Implications and recommendations
The paper argues that sustainable LLM deployment cannot rely solely on model‑centric optimizations (e.g., quantization). System‑level decisions—choosing the right precision for each inference phase, selecting an optimal batch size that balances padding overhead against kernel saturation, and implementing intelligent request scheduling—can yield order‑of‑magnitude energy savings. Practical guidance includes:

1. Use lower precision (float16/bfloat16/int8) for the pre‑fill of large models; keep decode in float32 or bfloat16.
2. Target batch sizes of 2–4 for typical token lengths to maximize decode efficiency while limiting padding waste.
3. Deploy arrival‑shaping or micro‑batching in the serving layer when service‑level agreements allow modest latency.
4. Continuously profile phase‑wise energy with tools like CodeCarbon to detect idle‑power hotspots and guide kernel‑fusion or kernel‑batching efforts.

Conclusion
Through meticulous measurement and analysis, the authors demonstrate that LLM inference energy is a function of the entire serving stack, not just the neural network.
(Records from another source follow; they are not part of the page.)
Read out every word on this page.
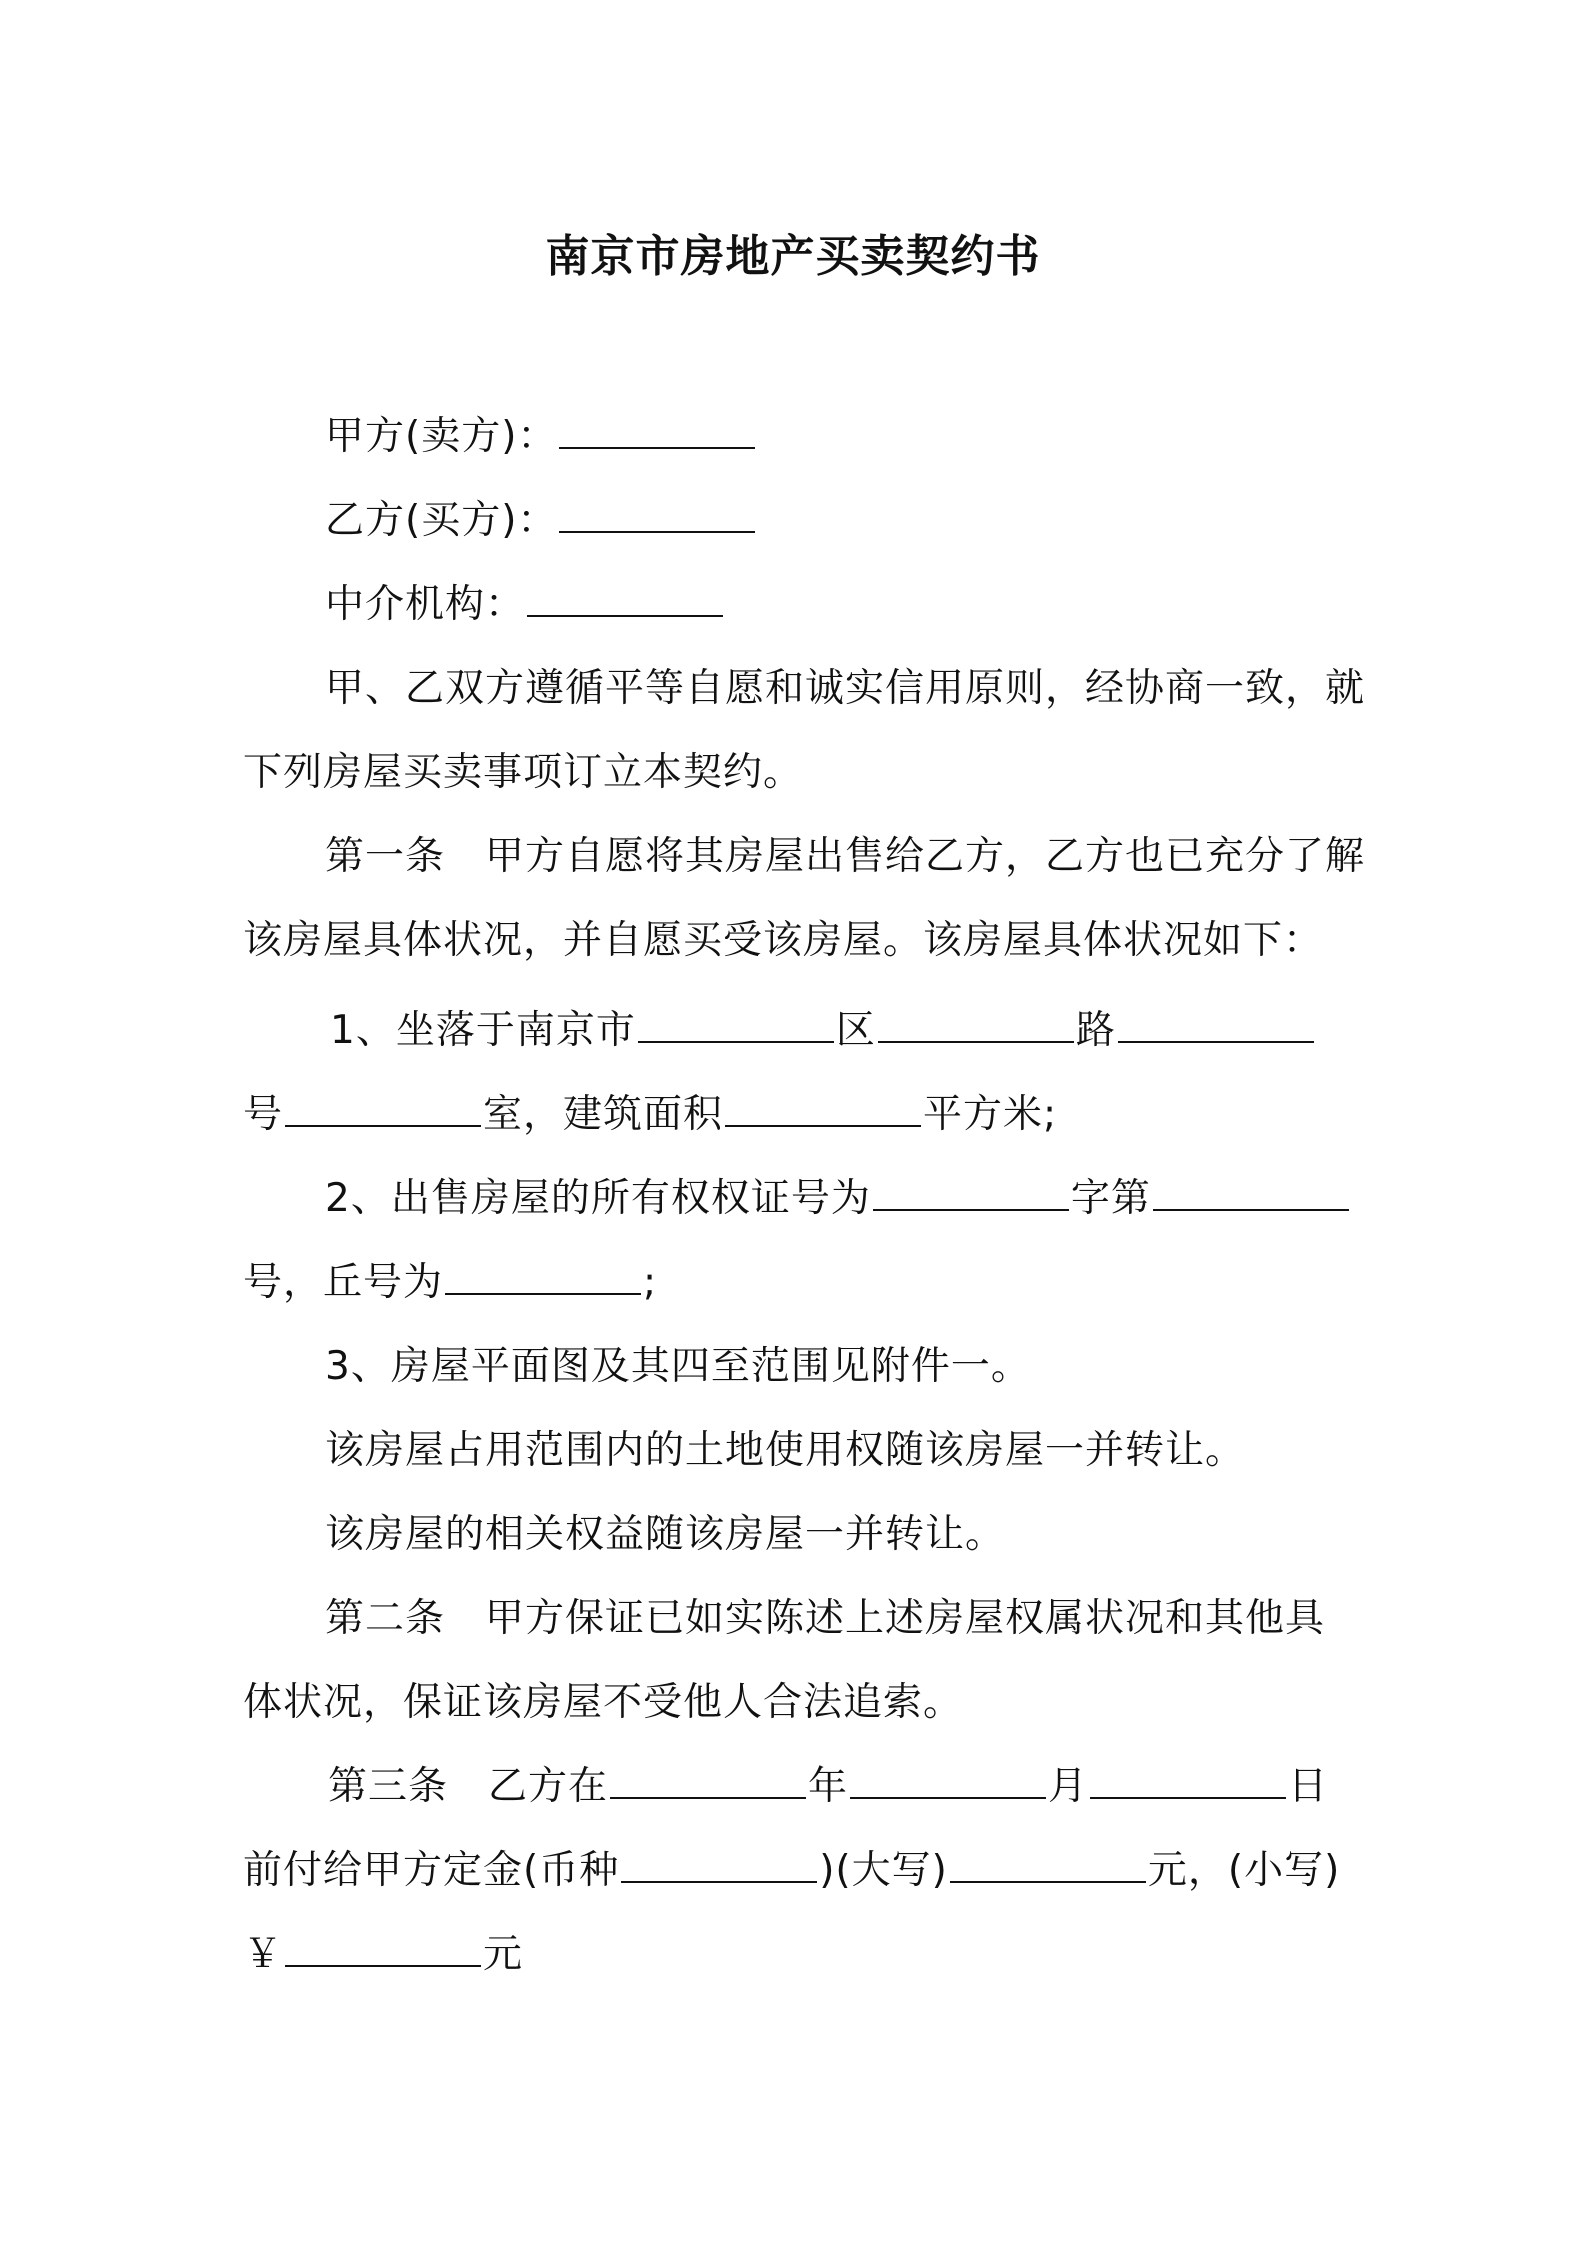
南京市房地产买卖契约书
甲方(卖方)：
乙方(买方)：
中介机构：
甲、乙双方遵循平等自愿和诚实信用原则，经协商一致，就
下列房屋买卖事项订立本契约。
第一条 甲方自愿将其房屋出售给乙方，乙方也已充分了解
该房屋具体状况，并自愿买受该房屋。该房屋具体状况如下：
1、坐落于南京市	区	路
号	室，建筑面积	平方米;
2、出售房屋的所有权权证号为	字第
号，丘号为	;
3、房屋平面图及其四至范围见附件一。
该房屋占用范围内的土地使用权随该房屋一并转让。
该房屋的相关权益随该房屋一并转让。
第二条 甲方保证已如实陈述上述房屋权属状况和其他具
体状况，保证该房屋不受他人合法追索。
第三条 乙方在	年	月	日
前付给甲方定金(币种	)(大写)	元，(小写)
￥	元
By aligning numerical precision, batching strategy, and request scheduling with the underlying compute or memory characteristics of each inference phase, practitioners can achieve substantial sustainability gains—potentially reducing per‑query energy by two orders of magnitude—without altering the underlying model. Future work should extend these findings to multi‑GPU pipelines, alternative accelerator architectures, and real‑world latency‑energy trade‑offs in production AI services.